**Quadratic Equations: Solving x^2 + 10x + 24 = 0**

**Introduction**

In algebra, a quadratic equation is a polynomial equation of degree two, which means the highest power of the variable (usually x) is two. The general form of a quadratic equation is ax^2 + bx + c = 0, where a, b, and c are constants. In this article, we will focus on solving the quadratic equation x^2 + 10x + 24 = 0.

**Factoring Quadratics**

One way to solve quadratic equations is by factoring. Factoring involves expressing the quadratic equation as a product of two binomials. In this case, we can factor x^2 + 10x + 24 as:

x^2 + 10x + 24 = (x + 6)(x + 4) = 0

**Solutions**

Now that we have factored the quadratic equation, we can easily find the solutions by setting each factor equal to zero:

(x + 6)(x + 4) = 0

x + 6 = 0 or x + 4 = 0

x = -6 or x = -4

Therefore, the solutions to the quadratic equation x^2 + 10x + 24 = 0 are x = -6 and x = -4.

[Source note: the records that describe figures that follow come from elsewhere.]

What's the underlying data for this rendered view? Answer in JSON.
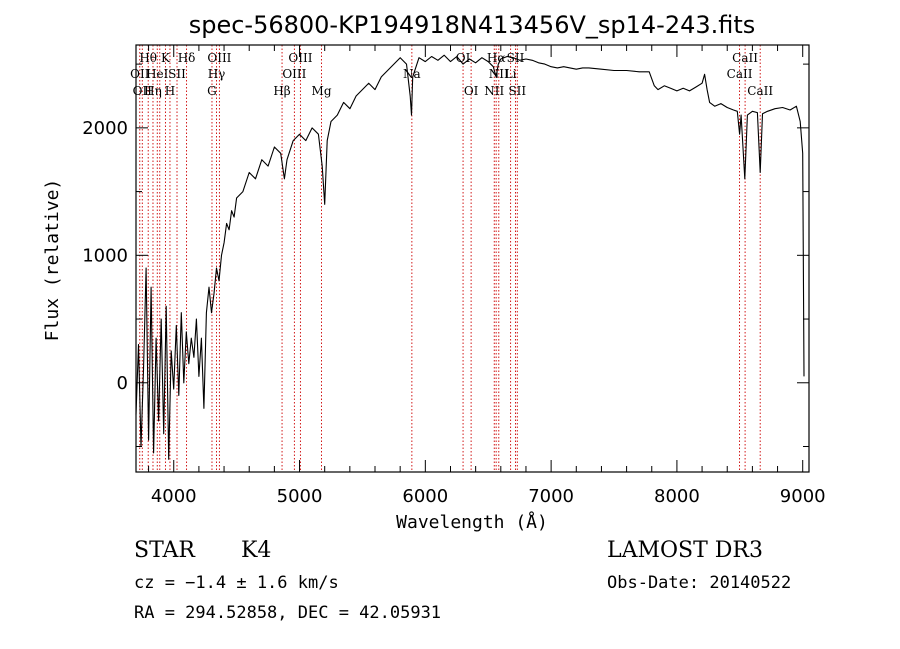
{
  "chart_data": {
    "type": "line",
    "title": "spec-56800-KP194918N413456V_sp14-243.fits",
    "xlabel": "Wavelength (Å)",
    "ylabel": "Flux (relative)",
    "xlim": [
      3700,
      9050
    ],
    "ylim": [
      -700,
      2650
    ],
    "xticks": [
      4000,
      5000,
      6000,
      7000,
      8000,
      9000
    ],
    "xticks_minor": [
      3800,
      4200,
      4400,
      4600,
      4800,
      5200,
      5400,
      5600,
      5800,
      6200,
      6400,
      6600,
      6800,
      7200,
      7400,
      7600,
      7800,
      8200,
      8400,
      8600,
      8800
    ],
    "yticks": [
      0,
      1000,
      2000
    ],
    "yticks_minor": [
      -500,
      500,
      1500,
      2500
    ],
    "series": [
      {
        "name": "spectrum",
        "points": [
          [
            3700,
            -250
          ],
          [
            3720,
            300
          ],
          [
            3740,
            -500
          ],
          [
            3760,
            100
          ],
          [
            3780,
            900
          ],
          [
            3800,
            -450
          ],
          [
            3820,
            750
          ],
          [
            3840,
            -550
          ],
          [
            3860,
            350
          ],
          [
            3880,
            -300
          ],
          [
            3900,
            500
          ],
          [
            3920,
            -400
          ],
          [
            3940,
            600
          ],
          [
            3960,
            -600
          ],
          [
            3980,
            250
          ],
          [
            4000,
            -50
          ],
          [
            4020,
            450
          ],
          [
            4040,
            -100
          ],
          [
            4060,
            550
          ],
          [
            4080,
            0
          ],
          [
            4100,
            400
          ],
          [
            4120,
            150
          ],
          [
            4140,
            350
          ],
          [
            4160,
            200
          ],
          [
            4180,
            500
          ],
          [
            4200,
            50
          ],
          [
            4220,
            350
          ],
          [
            4240,
            -200
          ],
          [
            4260,
            550
          ],
          [
            4280,
            750
          ],
          [
            4300,
            550
          ],
          [
            4320,
            700
          ],
          [
            4340,
            900
          ],
          [
            4360,
            800
          ],
          [
            4380,
            1000
          ],
          [
            4400,
            1100
          ],
          [
            4420,
            1250
          ],
          [
            4440,
            1200
          ],
          [
            4460,
            1350
          ],
          [
            4480,
            1300
          ],
          [
            4500,
            1450
          ],
          [
            4550,
            1500
          ],
          [
            4600,
            1650
          ],
          [
            4650,
            1600
          ],
          [
            4700,
            1750
          ],
          [
            4750,
            1700
          ],
          [
            4800,
            1850
          ],
          [
            4850,
            1800
          ],
          [
            4880,
            1600
          ],
          [
            4900,
            1750
          ],
          [
            4950,
            1900
          ],
          [
            5000,
            1950
          ],
          [
            5050,
            1900
          ],
          [
            5100,
            2000
          ],
          [
            5150,
            1950
          ],
          [
            5180,
            1700
          ],
          [
            5200,
            1400
          ],
          [
            5220,
            1900
          ],
          [
            5250,
            2050
          ],
          [
            5300,
            2100
          ],
          [
            5350,
            2200
          ],
          [
            5400,
            2150
          ],
          [
            5450,
            2250
          ],
          [
            5500,
            2300
          ],
          [
            5550,
            2350
          ],
          [
            5600,
            2300
          ],
          [
            5650,
            2400
          ],
          [
            5700,
            2450
          ],
          [
            5750,
            2500
          ],
          [
            5800,
            2550
          ],
          [
            5850,
            2500
          ],
          [
            5880,
            2250
          ],
          [
            5890,
            2100
          ],
          [
            5900,
            2400
          ],
          [
            5950,
            2550
          ],
          [
            6000,
            2520
          ],
          [
            6050,
            2560
          ],
          [
            6100,
            2530
          ],
          [
            6150,
            2570
          ],
          [
            6200,
            2520
          ],
          [
            6250,
            2560
          ],
          [
            6300,
            2500
          ],
          [
            6350,
            2540
          ],
          [
            6400,
            2510
          ],
          [
            6450,
            2550
          ],
          [
            6500,
            2520
          ],
          [
            6540,
            2480
          ],
          [
            6563,
            2400
          ],
          [
            6580,
            2500
          ],
          [
            6600,
            2540
          ],
          [
            6650,
            2560
          ],
          [
            6700,
            2550
          ],
          [
            6750,
            2530
          ],
          [
            6800,
            2540
          ],
          [
            6850,
            2530
          ],
          [
            6900,
            2510
          ],
          [
            6950,
            2500
          ],
          [
            7000,
            2480
          ],
          [
            7050,
            2470
          ],
          [
            7100,
            2480
          ],
          [
            7150,
            2470
          ],
          [
            7200,
            2460
          ],
          [
            7250,
            2470
          ],
          [
            7300,
            2470
          ],
          [
            7400,
            2460
          ],
          [
            7500,
            2450
          ],
          [
            7600,
            2450
          ],
          [
            7700,
            2440
          ],
          [
            7780,
            2440
          ],
          [
            7820,
            2330
          ],
          [
            7850,
            2300
          ],
          [
            7900,
            2330
          ],
          [
            7950,
            2310
          ],
          [
            8000,
            2290
          ],
          [
            8050,
            2310
          ],
          [
            8100,
            2290
          ],
          [
            8150,
            2320
          ],
          [
            8200,
            2350
          ],
          [
            8220,
            2420
          ],
          [
            8240,
            2300
          ],
          [
            8260,
            2200
          ],
          [
            8300,
            2170
          ],
          [
            8350,
            2190
          ],
          [
            8400,
            2160
          ],
          [
            8450,
            2140
          ],
          [
            8480,
            2130
          ],
          [
            8498,
            1950
          ],
          [
            8510,
            2100
          ],
          [
            8540,
            1600
          ],
          [
            8560,
            2100
          ],
          [
            8600,
            2130
          ],
          [
            8640,
            2120
          ],
          [
            8662,
            1650
          ],
          [
            8680,
            2110
          ],
          [
            8720,
            2130
          ],
          [
            8780,
            2150
          ],
          [
            8840,
            2160
          ],
          [
            8900,
            2140
          ],
          [
            8950,
            2170
          ],
          [
            8980,
            2050
          ],
          [
            9000,
            1800
          ],
          [
            9005,
            1000
          ],
          [
            9010,
            50
          ]
        ]
      }
    ],
    "line_markers": [
      {
        "wl": 3730,
        "labels": [
          "",
          "OII"
        ]
      },
      {
        "wl": 3750,
        "labels": [
          "",
          "",
          "OII"
        ]
      },
      {
        "wl": 3797,
        "labels": [
          "Hθ"
        ]
      },
      {
        "wl": 3835,
        "labels": [
          "",
          "",
          "Hη"
        ]
      },
      {
        "wl": 3869,
        "labels": [
          "",
          "HeI"
        ]
      },
      {
        "wl": 3889,
        "labels": [
          "",
          "",
          ""
        ]
      },
      {
        "wl": 3934,
        "labels": [
          "K"
        ]
      },
      {
        "wl": 3970,
        "labels": [
          "",
          "",
          "H"
        ]
      },
      {
        "wl": 4026,
        "labels": [
          "",
          "SII"
        ]
      },
      {
        "wl": 4102,
        "labels": [
          "Hδ"
        ]
      },
      {
        "wl": 4304,
        "labels": [
          "",
          "",
          "G"
        ]
      },
      {
        "wl": 4340,
        "labels": [
          "",
          "Hγ"
        ]
      },
      {
        "wl": 4363,
        "labels": [
          "OIII"
        ]
      },
      {
        "wl": 4861,
        "labels": [
          "",
          "",
          "Hβ"
        ]
      },
      {
        "wl": 4959,
        "labels": [
          "",
          "OIII"
        ]
      },
      {
        "wl": 5007,
        "labels": [
          "OIII"
        ]
      },
      {
        "wl": 5175,
        "labels": [
          "",
          "",
          "Mg"
        ]
      },
      {
        "wl": 5893,
        "labels": [
          "",
          "Na"
        ]
      },
      {
        "wl": 6300,
        "labels": [
          "OI"
        ]
      },
      {
        "wl": 6364,
        "labels": [
          "",
          "",
          "OI"
        ]
      },
      {
        "wl": 6548,
        "labels": [
          "",
          "",
          "NII"
        ]
      },
      {
        "wl": 6563,
        "labels": [
          "Hα"
        ]
      },
      {
        "wl": 6584,
        "labels": [
          "",
          "NII"
        ]
      },
      {
        "wl": 6678,
        "labels": [
          "",
          "Li"
        ]
      },
      {
        "wl": 6717,
        "labels": [
          "SII"
        ]
      },
      {
        "wl": 6731,
        "labels": [
          "",
          "",
          "SII"
        ]
      },
      {
        "wl": 8498,
        "labels": [
          "",
          "CaII"
        ]
      },
      {
        "wl": 8542,
        "labels": [
          "CaII"
        ]
      },
      {
        "wl": 8662,
        "labels": [
          "",
          "",
          "CaII"
        ]
      }
    ]
  },
  "info": {
    "object_class": "STAR",
    "subclass": "K4",
    "redshift_line": "cz = −1.4 ± 1.6 km/s",
    "coords_line": "RA = 294.52858, DEC =  42.05931",
    "survey": "LAMOST DR3",
    "obs_date": "Obs-Date: 20140522"
  },
  "colors": {
    "line_marker": "#cc0000",
    "spectrum": "#000000",
    "axes": "#000000"
  }
}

**Graphical Representation**

We can also graph the related function f(x) = x^2 + 10x + 24 to visualize the solutions.

! = x^2 + 10x + 24")

The graph shows that the function intersects the x-axis at x = -6 and x = -4, which confirms our algebraic solutions.

**Conclusion**

In this article, we have solved the quadratic equation x^2 + 10x + 24 = 0 using factoring. We have found that the solutions are x = -6 and x = -4, which are also evident from the graphical representation of the related function.